Wynn Resorts Shares Continue to Surge Following Morgan Stanley Upgrade


Published on: September 27, 2024, 02:43h.

Last updated on: September 27, 2024, 02:43h.

Wynn Resorts (NASDAQ: WYNN) stock continued its strong performance this week, driven by an upgrade from Morgan Stanley.

Wynn Resorts
Wynn and Encore on the Las Vegas Strip. The operator’s stock soared today thanks to a Morgan Stanley upgrade. (Image: Vegas Means Business)

Analyst Stephen Grambling raised his rating on Wynn to “outperform” from “equal-weight” and increased the price target to $104 from $97, representing a potential upside of 7.2%. Grambling believes that returning capital to shareholders could positively impact Wynn stock.
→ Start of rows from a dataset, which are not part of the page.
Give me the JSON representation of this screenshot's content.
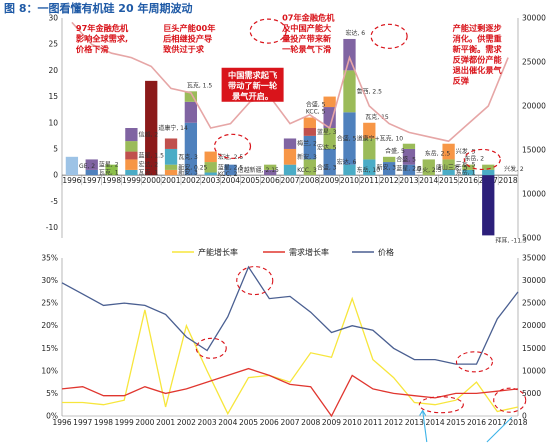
{
  "title": "图 8：一图看懂有机硅 20 年周期波动",
  "colors": {
    "title": "#1f5aa6",
    "annotation": "#d9141b",
    "price_top": "#e6a6a6",
    "capacity": "#f7e63c",
    "demand": "#e0362f",
    "price_bottom": "#4a5f91",
    "arrow": "#3db3e8",
    "dashed": "#d9141b"
  },
  "chart_data": [
    {
      "type": "bar",
      "stacked": true,
      "categories": [
        "1996",
        "1997",
        "1998",
        "1999",
        "2000",
        "2001",
        "2002",
        "2003",
        "2004",
        "2005",
        "2006",
        "2007",
        "2008",
        "2009",
        "2010",
        "2011",
        "2012",
        "2013",
        "2014",
        "2015",
        "2016",
        "2017",
        "2018"
      ],
      "ylim": [
        -12,
        30
      ],
      "y_ticks": [
        "30",
        "25",
        "20",
        "15",
        "10",
        "5",
        "0",
        "-5",
        "-10"
      ],
      "y2lim": [
        5000,
        30000
      ],
      "y2_ticks": [
        "30000",
        "25000",
        "20000",
        "15000",
        "10000",
        "5000"
      ],
      "legend": "none",
      "price_series": [
        29500,
        27000,
        26000,
        25500,
        24500,
        22000,
        21500,
        17500,
        18000,
        20500,
        21000,
        18000,
        19000,
        17500,
        25500,
        20000,
        18000,
        17000,
        16500,
        16000,
        18000,
        20000,
        25500
      ],
      "segments": [
        {
          "year": "1996",
          "value": 3.5,
          "label": "GE, 2",
          "color": "#9dc3e6"
        },
        {
          "year": "1997",
          "value": 1.0,
          "label": "瓦克, 1",
          "color": "#4f81bd"
        },
        {
          "year": "1997",
          "value": 2.0,
          "label": "蓝星, 2",
          "color": "#8064a2"
        },
        {
          "year": "1998",
          "value": 2.0,
          "label": "",
          "color": "#8cbf4a"
        },
        {
          "year": "1999",
          "value": 1.0,
          "label": "瓦克, 1",
          "color": "#4bacc6"
        },
        {
          "year": "1999",
          "value": 2.0,
          "label": "宏达, 2",
          "color": "#f79646"
        },
        {
          "year": "1999",
          "value": 1.5,
          "label": "蓝星, 1.5",
          "color": "#c0504d"
        },
        {
          "year": "1999",
          "value": 2.0,
          "label": "",
          "color": "#9bbb59"
        },
        {
          "year": "1999",
          "value": 2.5,
          "label": "信越, 2",
          "color": "#8064a2"
        },
        {
          "year": "2000",
          "value": 18.0,
          "label": "道康宁, 14",
          "color": "#8b1a1a"
        },
        {
          "year": "2001",
          "value": 1.0,
          "label": "新安, 3",
          "color": "#f79646"
        },
        {
          "year": "2001",
          "value": 1.0,
          "label": "新安, 0.25",
          "color": "#9bbb59"
        },
        {
          "year": "2001",
          "value": 3.0,
          "label": "瓦克, 3",
          "color": "#4bacc6"
        },
        {
          "year": "2001",
          "value": 2.0,
          "label": "",
          "color": "#c0504d"
        },
        {
          "year": "2002",
          "value": 10.0,
          "label": "",
          "color": "#4f81bd"
        },
        {
          "year": "2002",
          "value": 4.0,
          "label": "",
          "color": "#8064a2"
        },
        {
          "year": "2002",
          "value": 2.0,
          "label": "",
          "color": "#9bbb59"
        },
        {
          "year": "2003",
          "value": 0.5,
          "label": "KCC, 2",
          "color": "#4bacc6"
        },
        {
          "year": "2003",
          "value": 2.0,
          "label": "蓝星, 2.5",
          "color": "#9bbb59"
        },
        {
          "year": "2003",
          "value": 2.0,
          "label": "宏达, 2.5",
          "color": "#f79646"
        },
        {
          "year": "2004",
          "value": 2.0,
          "label": "信越新疆, 2.15",
          "color": "#4f81bd"
        },
        {
          "year": "2006",
          "value": 1.0,
          "label": "",
          "color": "#8064a2"
        },
        {
          "year": "2006",
          "value": 1.0,
          "label": "",
          "color": "#9bbb59"
        },
        {
          "year": "2007",
          "value": 2.0,
          "label": "KCC, 3",
          "color": "#4bacc6"
        },
        {
          "year": "2007",
          "value": 3.0,
          "label": "新安, 3",
          "color": "#f79646"
        },
        {
          "year": "2007",
          "value": 2.0,
          "label": "梅兰, 2",
          "color": "#8064a2"
        },
        {
          "year": "2008",
          "value": 3.0,
          "label": "合盛, 3",
          "color": "#9bbb59"
        },
        {
          "year": "2008",
          "value": 4.5,
          "label": "宏达, 5",
          "color": "#4f81bd"
        },
        {
          "year": "2008",
          "value": 1.5,
          "label": "蓝星, 3",
          "color": "#c0504d"
        },
        {
          "year": "2008",
          "value": 2.0,
          "label": "",
          "color": "#f79646"
        },
        {
          "year": "2009",
          "value": 5.0,
          "label": "宏达, 6",
          "color": "#4f81bd"
        },
        {
          "year": "2009",
          "value": 4.0,
          "label": "合盛, 5",
          "color": "#9bbb59"
        },
        {
          "year": "2009",
          "value": 4.0,
          "label": "",
          "color": "#8064a2"
        },
        {
          "year": "2009",
          "value": 2.0,
          "label": "",
          "color": "#f79646"
        },
        {
          "year": "2010",
          "value": 2.0,
          "label": "东岳, 10",
          "color": "#4bacc6"
        },
        {
          "year": "2010",
          "value": 10.0,
          "label": "道康宁+瓦克, 10",
          "color": "#4f81bd"
        },
        {
          "year": "2010",
          "value": 8.0,
          "label": "鲁西, 2.5",
          "color": "#9bbb59"
        },
        {
          "year": "2010",
          "value": 6.0,
          "label": "",
          "color": "#8064a2"
        },
        {
          "year": "2011",
          "value": 3.0,
          "label": "新安, 3",
          "color": "#4bacc6"
        },
        {
          "year": "2011",
          "value": 4.0,
          "label": "",
          "color": "#9bbb59"
        },
        {
          "year": "2011",
          "value": 3.0,
          "label": "",
          "color": "#f79646"
        },
        {
          "year": "2012",
          "value": 2.5,
          "label": "蓝星, 2.5",
          "color": "#4f81bd"
        },
        {
          "year": "2012",
          "value": 1.0,
          "label": "合盛, 5",
          "color": "#9bbb59"
        },
        {
          "year": "2013",
          "value": 2.0,
          "label": "星火, 2.5",
          "color": "#4f81bd"
        },
        {
          "year": "2013",
          "value": 3.0,
          "label": "",
          "color": "#8064a2"
        },
        {
          "year": "2013",
          "value": 1.0,
          "label": "",
          "color": "#9bbb59"
        },
        {
          "year": "2014",
          "value": 3.0,
          "label": "唐山三友, 5",
          "color": "#9bbb59"
        },
        {
          "year": "2015",
          "value": 1.0,
          "label": "东岳, 1",
          "color": "#4bacc6"
        },
        {
          "year": "2015",
          "value": 2.0,
          "label": "三友, 5",
          "color": "#9bbb59"
        },
        {
          "year": "2015",
          "value": 3.0,
          "label": "兴发, 5",
          "color": "#f79646"
        },
        {
          "year": "2016",
          "value": 1.0,
          "label": "",
          "color": "#4bacc6"
        },
        {
          "year": "2016",
          "value": 1.0,
          "label": "",
          "color": "#9bbb59"
        },
        {
          "year": "2017",
          "value": -11.5,
          "label": "拜耳, -11.5",
          "color": "#2c1f7a"
        },
        {
          "year": "2017",
          "value": 1.0,
          "label": "",
          "color": "#4bacc6"
        },
        {
          "year": "2017",
          "value": 1.0,
          "label": "",
          "color": "#9bbb59"
        }
      ],
      "extra_labels": [
        {
          "year": "2002",
          "text": "瓦克, 1.5"
        },
        {
          "year": "2008",
          "text": "KCC, 5"
        },
        {
          "year": "2008",
          "text": "合盛, 5"
        },
        {
          "year": "2010",
          "text": "宏达, 6"
        },
        {
          "year": "2011",
          "text": "瓦克, 15"
        },
        {
          "year": "2012",
          "text": "合盛, 5"
        },
        {
          "year": "2014",
          "text": "东岳, 2.5"
        },
        {
          "year": "2016",
          "text": "东岳, 2"
        },
        {
          "year": "2018",
          "text": "兴发, 2"
        }
      ]
    },
    {
      "type": "line",
      "categories": [
        "1996",
        "1997",
        "1998",
        "1999",
        "2000",
        "2001",
        "2002",
        "2003",
        "2004",
        "2005",
        "2006",
        "2007",
        "2008",
        "2009",
        "2010",
        "2011",
        "2012",
        "2013",
        "2014",
        "2015",
        "2016",
        "2017",
        "2018"
      ],
      "ylim": [
        0,
        35
      ],
      "y_ticks": [
        "35%",
        "30%",
        "25%",
        "20%",
        "15%",
        "10%",
        "5%",
        "0%"
      ],
      "y2lim": [
        0,
        35000
      ],
      "y2_ticks": [
        "35000",
        "30000",
        "25000",
        "20000",
        "15000",
        "10000",
        "5000",
        "0"
      ],
      "legend": "top",
      "series": [
        {
          "name": "产能增长率",
          "axis": "left",
          "values": [
            3.0,
            3.0,
            2.5,
            3.5,
            23.5,
            2.0,
            20.0,
            10.0,
            0.5,
            8.5,
            9.0,
            7.5,
            14.0,
            13.0,
            26.0,
            12.5,
            8.5,
            3.0,
            2.5,
            3.5,
            7.5,
            1.0,
            2.0
          ]
        },
        {
          "name": "需求增长率",
          "axis": "left",
          "values": [
            6.0,
            6.5,
            4.5,
            4.5,
            6.5,
            5.0,
            6.0,
            7.5,
            9.0,
            10.5,
            9.0,
            7.0,
            6.5,
            0.0,
            9.0,
            6.0,
            5.0,
            4.5,
            4.0,
            5.0,
            5.0,
            5.5,
            6.0
          ]
        },
        {
          "name": "价格",
          "axis": "right",
          "values": [
            29500,
            27000,
            24500,
            25000,
            24500,
            22500,
            17500,
            14500,
            22000,
            33000,
            26000,
            26500,
            23000,
            18500,
            20000,
            19000,
            15000,
            12500,
            12500,
            11500,
            11500,
            21500,
            27500
          ]
        }
      ]
    }
  ],
  "annotations": [
    {
      "id": "a1",
      "lines": [
        "97年金融危机",
        "影响全球需求,",
        "价格下滑"
      ],
      "style": "red"
    },
    {
      "id": "a2",
      "lines": [
        "巨头产能00年",
        "后相继投产导",
        "致供过于求"
      ],
      "style": "red"
    },
    {
      "id": "a3",
      "lines": [
        "07年金融危机",
        "及中国产能大",
        "量投产带来新",
        "一轮景气下滑"
      ],
      "style": "red"
    },
    {
      "id": "a4",
      "lines": [
        "产能过剩逐步",
        "消化。供需重",
        "新平衡。需求",
        "反弹都份产能",
        "退出催化景气",
        "反弹"
      ],
      "style": "red"
    },
    {
      "id": "a5",
      "lines": [
        "中国需求起飞",
        "带动了新一轮",
        "景气开启。"
      ],
      "style": "white"
    }
  ]
}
Geopolitical tensions and consumer spending concerns in China have created uncertainty, but a focus on capital returns could help mitigate risks. Wynn is also expected to see increased dividends, especially with the completion of the UAE project’s investment phase in 2024,” according to Grambling.

Wynn Resorts started construction on Wynn Al Marjan Island, its UAE integrated resort, earlier this year. The $4 billion project, which includes the region’s first regulated casino, is expected to be funded by Wynn.

China Boosts Wynn Stock

Wynn’s stock surged 7% on high volume, erasing year-to-date losses and turning the performance positive for 2024. The influence of China, including recent interest rate cuts and fiscal stimulus measures, has been a key driver of Wynn’s stock performance.

China’s stimulus measures and improved demand in Macau led Grambling to raise his earnings estimates for Wynn in 2025 and 2026. Wynn Macau, which operates two integrated resorts in Macau, is expected to benefit from these developments.

Las Vegas Outlook

Despite subdued gaming revenue in Nevada, Grambling remains optimistic about Wynn Las Vegas due to the shift towards higher-end play, new amenities, and ongoing investments in properties like Wynn and Encore.